We're about to go through a new cycle of fresh thinking about the best and most efficient ways to build and manage the enormous complexes that run the world, more than a decade after the rise of cloud computing established some conventional wisdom. The powerful GPUs needed for AI applications are straining the power and cooling requirements of modern data centers and something is going to have to give.
- Synergy Research predicted this week that new data centers built with AI workloads in mind will require twice as much capacity as current designs, and as older buildings are redesigned that capacity could triple.
- “(AI) is not a trend but a major shift in the way technology is going forward to impact our lives,” said Zaid Kahn, chair of the Open Compute Project and vice president of cloud AI and advanced systems engineering, during this week's keynote address.
- Data centers are reaching a breaking point as they pack more and more GPUs into buildings that were originally designed to house CPUs.
- "Many data centers are built with a power budget of between 7.5 and 15kW per rack, but now a single Nvidia DGX can use up 10kW, meaning the entire power budget is used by a single 10U box," IDC's Andrew Buss told The Register.
The Open Compute Project was founded in 2011 as a way for industry leaders to share what they'd learned about data-center design, and 12 years later those leaders are focused on helping the industry prepare for the AI era.
- Much of the work involves agreeing on standards for the complex but undifferentiated work of integrating GPUs and other AI hardware into existing data centers.
- Microsoft said it is working with Google, Meta, Nvidia, and AMD on standardizing the cards that are used to add accelerators and GPUs into those data centers, which data-center providers currently have to do on their own and doesn't add a ton of value to their services.
- Google and Microsoft are also working on a new standard for security requirements applying to firmware that runs the surprisingly large number of small devices that help modern data centers work.
But while those advances are welcome, the AI data center is going to need some new thinking around cooling technologies.
- Until recently, most data-center operators could get away with air cooling those systems, either from the outside or pushed through evaporative cooling pads.
- But if AI workloads continue to grow at the pace that most hardware experts expect, the industry will be forced to turn to liquid cooling techniques, which are more complicated and expensive to operate.

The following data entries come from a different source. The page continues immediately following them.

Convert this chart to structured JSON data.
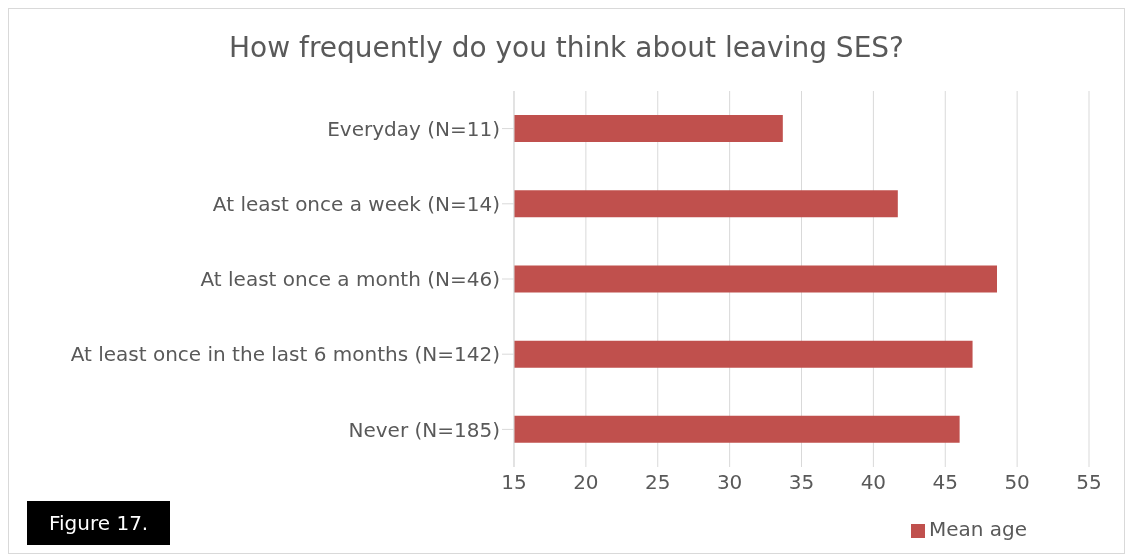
{
  "chart_data": {
    "type": "bar",
    "orientation": "horizontal",
    "title": "How frequently do you think about leaving SES?",
    "categories": [
      "Everyday (N=11)",
      "At least once a week (N=14)",
      "At least once a month (N=46)",
      "At least once in the last 6 months (N=142)",
      "Never (N=185)"
    ],
    "series": [
      {
        "name": "Mean age",
        "color": "#c0504d",
        "values": [
          33.7,
          41.7,
          48.6,
          46.9,
          46.0
        ]
      }
    ],
    "xlim": [
      15,
      55
    ],
    "xticks": [
      15,
      20,
      25,
      30,
      35,
      40,
      45,
      50,
      55
    ],
    "grid": "x",
    "legend": "bottom",
    "annotations": [
      "Figure 17."
    ]
  }
}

- Meta has already said it plans to use liquid cooling technology as it redesigns data centers for AI and just this week resumed construction at two new facilities that will employ those techniques.

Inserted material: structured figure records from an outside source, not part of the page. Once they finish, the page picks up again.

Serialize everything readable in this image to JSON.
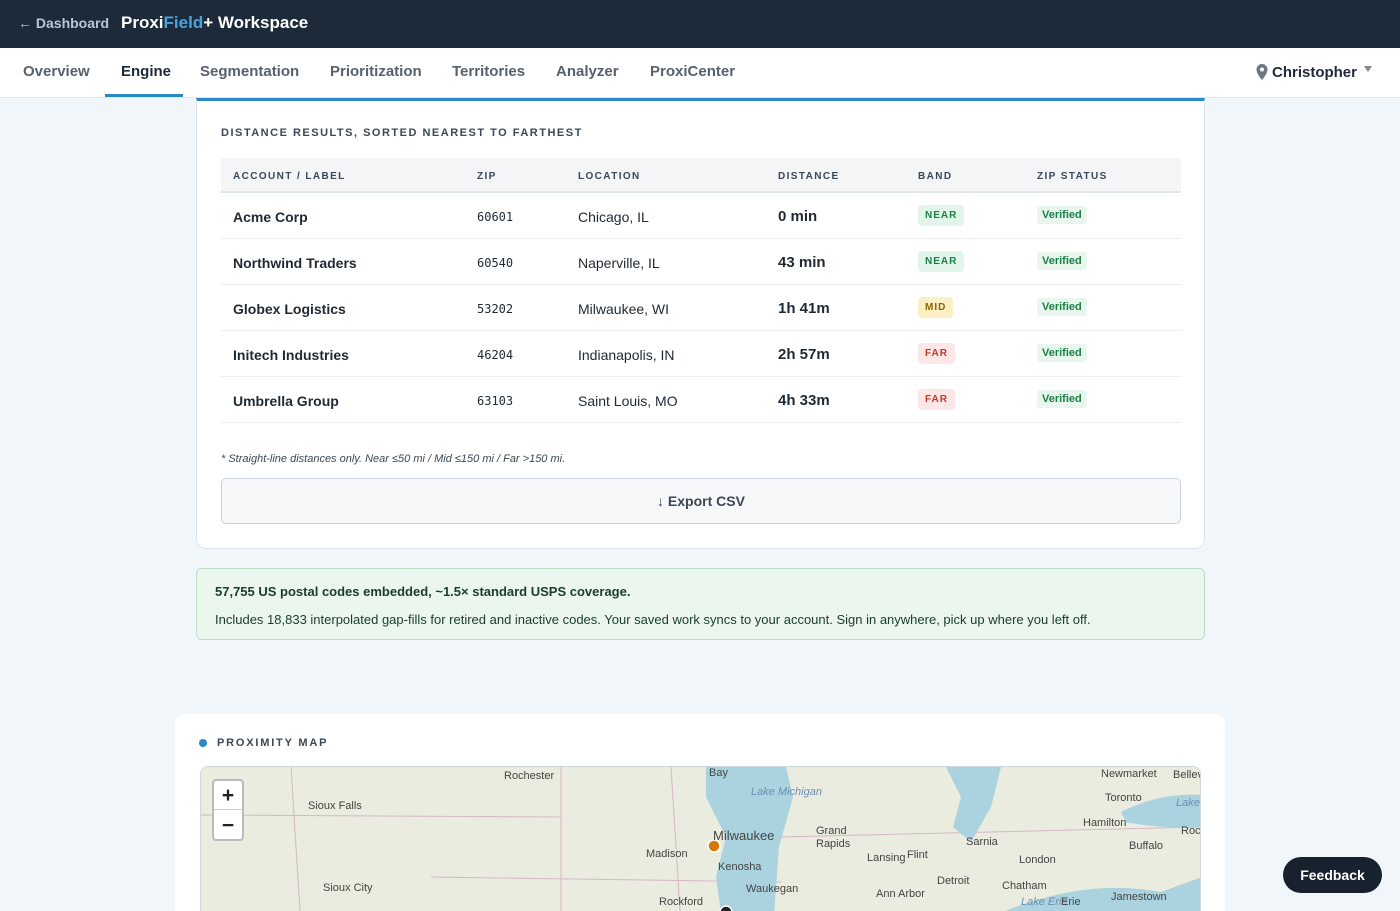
{
  "topbar": {
    "back": "← Dashboard",
    "brand": [
      "Proxi",
      "Field",
      "+ Workspace"
    ]
  },
  "nav": {
    "tabs": [
      "Overview",
      "Engine",
      "Segmentation",
      "Prioritization",
      "Territories",
      "Analyzer",
      "ProxiCenter"
    ],
    "active": 1,
    "user": "Christopher"
  },
  "results": {
    "title": "DISTANCE RESULTS, SORTED NEAREST TO FARTHEST",
    "columns": [
      "ACCOUNT / LABEL",
      "ZIP",
      "LOCATION",
      "DISTANCE",
      "BAND",
      "ZIP STATUS"
    ],
    "rows": [
      [
        "Acme Corp",
        "60601",
        "Chicago, IL",
        "0 min",
        "NEAR",
        "Verified"
      ],
      [
        "Northwind Traders",
        "60540",
        "Naperville, IL",
        "43 min",
        "NEAR",
        "Verified"
      ],
      [
        "Globex Logistics",
        "53202",
        "Milwaukee, WI",
        "1h 41m",
        "MID",
        "Verified"
      ],
      [
        "Initech Industries",
        "46204",
        "Indianapolis, IN",
        "2h 57m",
        "FAR",
        "Verified"
      ],
      [
        "Umbrella Group",
        "63103",
        "Saint Louis, MO",
        "4h 33m",
        "FAR",
        "Verified"
      ]
    ],
    "band_styles": {
      "NEAR": {
        "color": "#1a7f45",
        "background": "#e2f5ea"
      },
      "MID": {
        "color": "#8a6400",
        "background": "#fcefc2"
      },
      "FAR": {
        "color": "#c0392b",
        "background": "#fde6e6"
      }
    },
    "footnote": "* Straight-line distances only. Near ≤50 mi / Mid ≤150 mi / Far >150 mi.",
    "export": "↓ Export CSV"
  },
  "info": {
    "headline": "57,755 US postal codes embedded, ~1.5× standard USPS coverage.",
    "body": "Includes 18,833 interpolated gap-fills for retired and inactive codes. Your saved work syncs to your account. Sign in anywhere, pick up where you left off."
  },
  "map": {
    "title": "PROXIMITY MAP",
    "zoom_in": "+",
    "zoom_out": "−",
    "labels": [
      "Rochester",
      "Bay",
      "Lake Michigan",
      "Newmarket",
      "Belleville",
      "Toronto",
      "Lake Onta",
      "Sioux Falls",
      "Milwaukee",
      "Grand",
      "Rapids",
      "Hamilton",
      "Rochest",
      "Madison",
      "Lansing",
      "Flint",
      "Sarnia",
      "London",
      "Buffalo",
      "Kenosha",
      "Detroit",
      "Chatham",
      "Sioux City",
      "Waukegan",
      "Ann Arbor",
      "Lake Erie",
      "Erie",
      "Jamestown",
      "Rockford"
    ]
  },
  "feedback": "Feedback"
}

- AWS and Microsoft, however, will have a lot of work to do revamping their massive array of data-center buildings with liquid cooling in mind.
The HARd way
Okta's stock plunged more than 10% Friday after the identity management company disclosed that hackers had access to its customer support system for weeks before it was able to correct the problem.
Like many customer support teams, Okta asks customers to upload a HAR file that records their browser history and login information to help it troubleshoot problems with its service. In this case, someone was able to access that customer-support system after stealing a valid login credential and used the HAR files to try and gain control of a customer's Okta environment by posing as customer-support agents.

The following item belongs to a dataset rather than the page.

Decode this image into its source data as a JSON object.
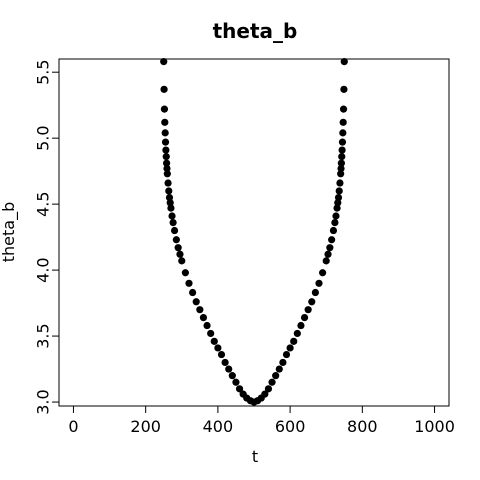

BeyondTrust disclosed the problem to Okta on Oct. 3rd, according to Brian Krebs, but it took several weeks for Okta to identify the issue. The company emphasized that there was no breach to its actual product, but it's not clear how long the attackers were able to impersonate Okta employees and gain access to customer systems.
Quote of the week
"I think the opportunity that the market has is if you look at the size and growth of unstructured data within an enterprise — I've seen analyst reports saying that it's growing at 3x the pace of any other type of data — the volumes of unstructured data that with some of this new technology can be made harvestable is massive." Michael Gilfix, chief product and engineering officer for KX, on the opportunity for vector databases in the generative AI boom.
The Runtime roundup
IBM has developed an AI chip architecture that combines processing and memory on a single die, and while it's not powerful enough for today's AI applications researchers think it could serve as a blueprint for future designs.
One of my favorite things about the generative AI models taking over the world is how bad they are at math. Gary Marcus explains why.
Thanks for reading — see you Tuesday!